Search Engine Optimization (SEO) has been around since the mid-1990s–it started when the first search engines began indexing the first websites. Some have heralded SEO techniques as the greatest benefit to gaining website top rankings, while others, such as pioneer John C. Dvorak bemoan the trend as something that’s beginning to kill the web as we know it, if it hasn’t already done so.
Lately SEO has become a pseudo-science dominated by small SEO companies who pop up, gain noteriety, then get replaced by the latest, greatest SEO company, only to be replaced again by another one in the next month or two.

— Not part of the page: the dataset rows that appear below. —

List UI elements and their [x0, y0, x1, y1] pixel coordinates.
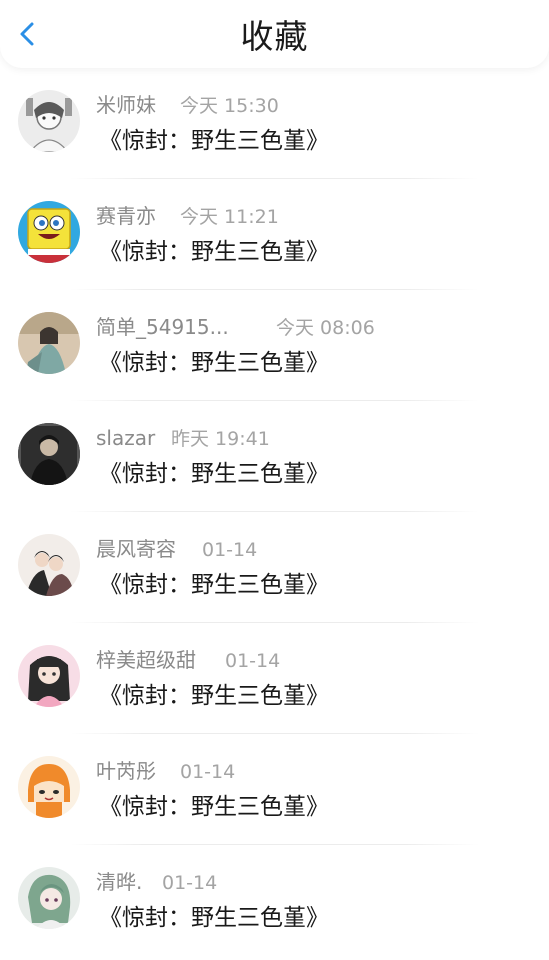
favorite-title[interactable]: 《惊封：野生三色堇》: [99, 236, 329, 268]
favorite-title[interactable]: 《惊封：野生三色堇》: [99, 125, 329, 157]
favorite-title[interactable]: 《惊封：野生三色堇》: [99, 902, 329, 934]
list-item[interactable]: 米师妹 今天 15:30 《惊封：野生三色堇》: [0, 68, 549, 179]
avatar[interactable]: [18, 312, 80, 374]
avatar[interactable]: [18, 534, 80, 596]
avatar[interactable]: [18, 867, 80, 929]
avatar[interactable]: [18, 201, 80, 263]
timestamp: 01-14: [180, 761, 236, 783]
avatar[interactable]: [18, 423, 80, 485]
avatar[interactable]: [18, 756, 80, 818]
timestamp: 今天 15:30: [180, 95, 279, 117]
timestamp: 01-14: [225, 650, 281, 672]
username[interactable]: 米师妹: [96, 92, 156, 118]
favorite-title[interactable]: 《惊封：野生三色堇》: [99, 347, 329, 379]
list-item[interactable]: slazar 昨天 19:41 《惊封：野生三色堇》: [0, 401, 549, 512]
top-nav-bar: 收藏: [0, 0, 549, 68]
timestamp: 01-14: [162, 872, 218, 894]
avatar[interactable]: [18, 645, 80, 707]
list-item[interactable]: 赛青亦 今天 11:21 《惊封：野生三色堇》: [0, 179, 549, 290]
username[interactable]: 梓美超级甜: [96, 647, 196, 673]
list-item[interactable]: 梓美超级甜 01-14 《惊封：野生三色堇》: [0, 623, 549, 734]
timestamp: 今天 11:21: [180, 206, 279, 228]
page-title: 收藏: [240, 17, 309, 56]
username[interactable]: 简单_54915...: [96, 314, 229, 340]
timestamp: 01-14: [202, 539, 258, 561]
favorites-list: 米师妹 今天 15:30 《惊封：野生三色堇》 赛青亦 今天 11:21 《惊封…: [0, 68, 549, 956]
list-item[interactable]: 清晔. 01-14 《惊封：野生三色堇》: [0, 845, 549, 956]
timestamp: 今天 08:06: [276, 317, 375, 339]
username[interactable]: 赛青亦: [96, 203, 156, 229]
timestamp: 昨天 19:41: [171, 428, 270, 450]
list-item[interactable]: 简单_54915... 今天 08:06 《惊封：野生三色堇》: [0, 290, 549, 401]
username[interactable]: 晨风寄容: [96, 536, 176, 562]
avatar[interactable]: [18, 90, 80, 152]
username[interactable]: 清晔.: [96, 869, 142, 895]
favorite-title[interactable]: 《惊封：野生三色堇》: [99, 569, 329, 601]
favorite-title[interactable]: 《惊封：野生三色堇》: [99, 458, 329, 490]
favorite-title[interactable]: 《惊封：野生三色堇》: [99, 791, 329, 823]
username[interactable]: 叶芮彤: [96, 758, 156, 784]
list-item[interactable]: 晨风寄容 01-14 《惊封：野生三色堇》: [0, 512, 549, 623]
favorite-title[interactable]: 《惊封：野生三色堇》: [99, 680, 329, 712]
username[interactable]: slazar: [96, 425, 155, 451]
list-item[interactable]: 叶芮彤 01-14 《惊封：野生三色堇》: [0, 734, 549, 845]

SEO techniques are basically the process of using the latest and greatest tricks devoted to getting Google (and other search engines) to bring your site’s rankings up to the top of the search engine results page. Dvorak bemoans the fact that in his words, “it ruins the search experience for users and requires the search engine folks to constantly work on countermeasures to minimize the impact of SEO tecnniques.” While I have admired Mr. Dvorak for years, and have to admit that some of what he is saying is correct, I also have to state that although the techniques are indeed often used to bring “placebo” sites, such as “mini-search engine” pages to the top of the rankings (which themselves list other sites with common search terms the user has entered), these techniques are also being used by legitimate sites to bring their own valid sites to the top of the rankings as well.

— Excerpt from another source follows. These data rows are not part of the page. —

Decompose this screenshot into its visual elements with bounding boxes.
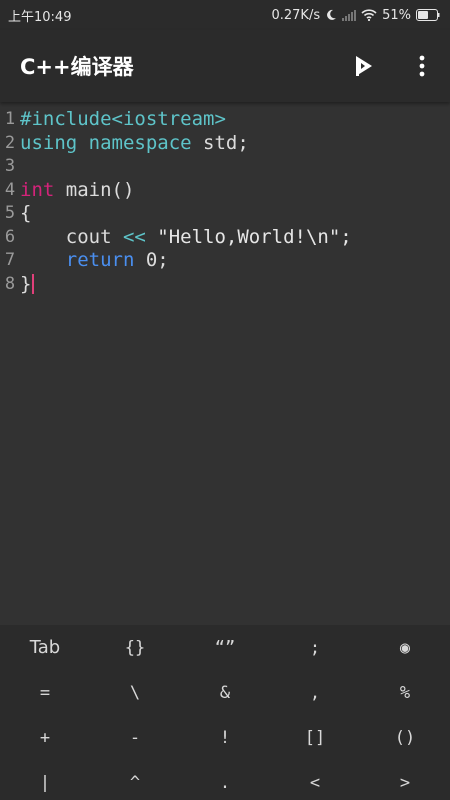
code-token: } xyxy=(20,272,32,295)
code-token: std; xyxy=(191,131,249,154)
symbol-key[interactable]: ^ xyxy=(90,760,180,800)
code-line[interactable]: 6 cout << "Hello,World!\n"; xyxy=(0,226,450,250)
symbol-keyboard: Tab{} “”; ◉ = \ &,% + -![]() | ^. < > xyxy=(0,625,450,800)
symbol-key[interactable]: {} xyxy=(90,625,180,670)
line-number: 8 xyxy=(4,273,16,294)
symbol-key[interactable]: % xyxy=(360,670,450,715)
symbol-key[interactable]: ! xyxy=(180,715,270,760)
symbol-key[interactable]: . xyxy=(180,760,270,800)
code-line[interactable]: 2 using namespace std; xyxy=(0,132,450,156)
battery-percent: 51% xyxy=(382,7,411,23)
symbol-key[interactable]: | xyxy=(0,760,90,800)
code-line[interactable]: 8} xyxy=(0,273,450,297)
code-token: cout xyxy=(20,225,123,248)
code-editor[interactable]: 1 #include<iostream> 2 using namespace std;… xyxy=(0,102,450,625)
symbol-key[interactable]: > xyxy=(360,760,450,800)
status-speed: 0.27K/s xyxy=(271,7,321,23)
more-options-button[interactable] xyxy=(402,46,442,86)
app-title: C++编译器 xyxy=(20,55,134,79)
wifi-icon xyxy=(361,9,377,21)
code-token: int xyxy=(20,178,55,201)
code-token: "Hello,World!\n"; xyxy=(145,225,352,248)
symbol-key[interactable]: “” xyxy=(180,625,270,670)
symbol-key[interactable]: [] xyxy=(270,715,360,760)
code-line[interactable]: 4 int main() xyxy=(0,179,450,203)
line-number: 2 xyxy=(4,132,16,153)
symbol-key[interactable]: () xyxy=(360,715,450,760)
code-text[interactable]: } xyxy=(20,272,35,297)
run-button[interactable] xyxy=(344,46,384,86)
run-icon xyxy=(356,56,372,76)
code-lines[interactable]: 1 #include<iostream> 2 using namespace std;… xyxy=(0,108,450,296)
code-line[interactable]: 5{ xyxy=(0,202,450,226)
symbol-key[interactable]: Tab xyxy=(0,625,90,670)
symbol-key[interactable]: ◉ xyxy=(360,625,450,670)
line-number: 4 xyxy=(4,179,16,200)
symbol-key[interactable]: + xyxy=(0,715,90,760)
code-text[interactable]: using namespace std; xyxy=(20,132,249,156)
moon-icon xyxy=(325,9,337,21)
symbol-key[interactable]: = xyxy=(0,670,90,715)
line-number: 3 xyxy=(4,156,16,176)
line-number: 6 xyxy=(4,226,16,247)
code-token: return xyxy=(65,249,135,271)
status-bar: 上午10:49 0.27K/s 51% xyxy=(0,0,450,30)
battery-icon xyxy=(416,9,440,21)
code-token: main() xyxy=(54,178,135,201)
code-token: #include<iostream> xyxy=(20,108,226,130)
app-bar: C++编译器 xyxy=(0,30,450,102)
more-vert-icon xyxy=(419,55,425,77)
code-text[interactable]: int main() xyxy=(20,179,134,203)
screen: 上午10:49 0.27K/s 51% C++编译器 1 #include<io… xyxy=(0,0,450,800)
status-time: 上午10:49 xyxy=(8,9,72,25)
status-indicators: 0.27K/s 51% xyxy=(271,8,440,23)
code-token: { xyxy=(20,202,32,224)
line-number: 5 xyxy=(4,203,16,223)
signal-icon xyxy=(342,9,357,21)
code-text[interactable]: #include<iostream> xyxy=(20,108,226,132)
code-line[interactable]: 7 return 0; xyxy=(0,249,450,273)
code-token: using namespace xyxy=(20,131,192,154)
code-text[interactable]: cout << "Hello,World!\n"; xyxy=(20,226,352,250)
symbol-key[interactable]: \ xyxy=(90,670,180,715)
code-text[interactable]: return 0; xyxy=(20,249,169,273)
code-line[interactable]: 1 #include<iostream> xyxy=(0,108,450,132)
symbol-key[interactable]: ; xyxy=(270,625,360,670)
text-caret xyxy=(32,274,35,294)
code-text[interactable]: { xyxy=(20,202,31,226)
line-number: 7 xyxy=(4,250,16,270)
code-line[interactable]: 3 xyxy=(0,155,450,179)
symbol-key[interactable]: < xyxy=(270,760,360,800)
line-number: 1 xyxy=(4,109,16,129)
symbol-key[interactable]: & xyxy=(180,670,270,715)
symbol-key[interactable]: , xyxy=(270,670,360,715)
code-token: 0; xyxy=(134,249,169,271)
symbol-key[interactable]: - xyxy=(90,715,180,760)
code-token: << xyxy=(122,225,146,248)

Dvorak argues that “people who just have a few trusted sources that they can count on (such as PC Magazine,)” who he writes for btw, “are better off using those than doing blind searches when it comes to comparative analysis. But I can assure you that most people will use Google, Bing or Yahoo before anything else.”
I use Google each and every day for searching for things from product reviews, to software release news, to reptile products, to informational articles, to general news, to picture searches, and everything in between. Although I have a few “favorite” sites that I still visit regularly for news and articles, I primarily use Google to find what I am looking for. I use Google alerts to find specific articles about specific topics as well. And I use SEO techniques for my own sites to bring them to the top of the search engine rankings, and I try to provide the information that people are actually searching for. If folks can’t find my site by using the search engines, they will not be likely to ever visit my site, as it is an obscure, vertically marketed site targetting reptile owners. If I don’t use those SEO techniques, I lose out, and so do web users who are looking for the specific information that my site provides.
Dvorak contends that “Now every person who has ever put up a Web site is reading more and more about SEO. So just wait, and get ready.” I concur–it’s true. But it’s a double-edged sword, a blessing and a curse. To me, and other website owners who are trying to provide information, a service, or a product, it’s the only way we have to get our sites in the faces of those who are looking for our wares, be it valuable content, services or products. So yes, we have to deal with obnoxious in your face “web spam” sometimes, but like the commercials we are forced to watch on television, it’s the price we pay for an open web with more information that can ever be consumed. It’s a price I, and most people, are willing to pay.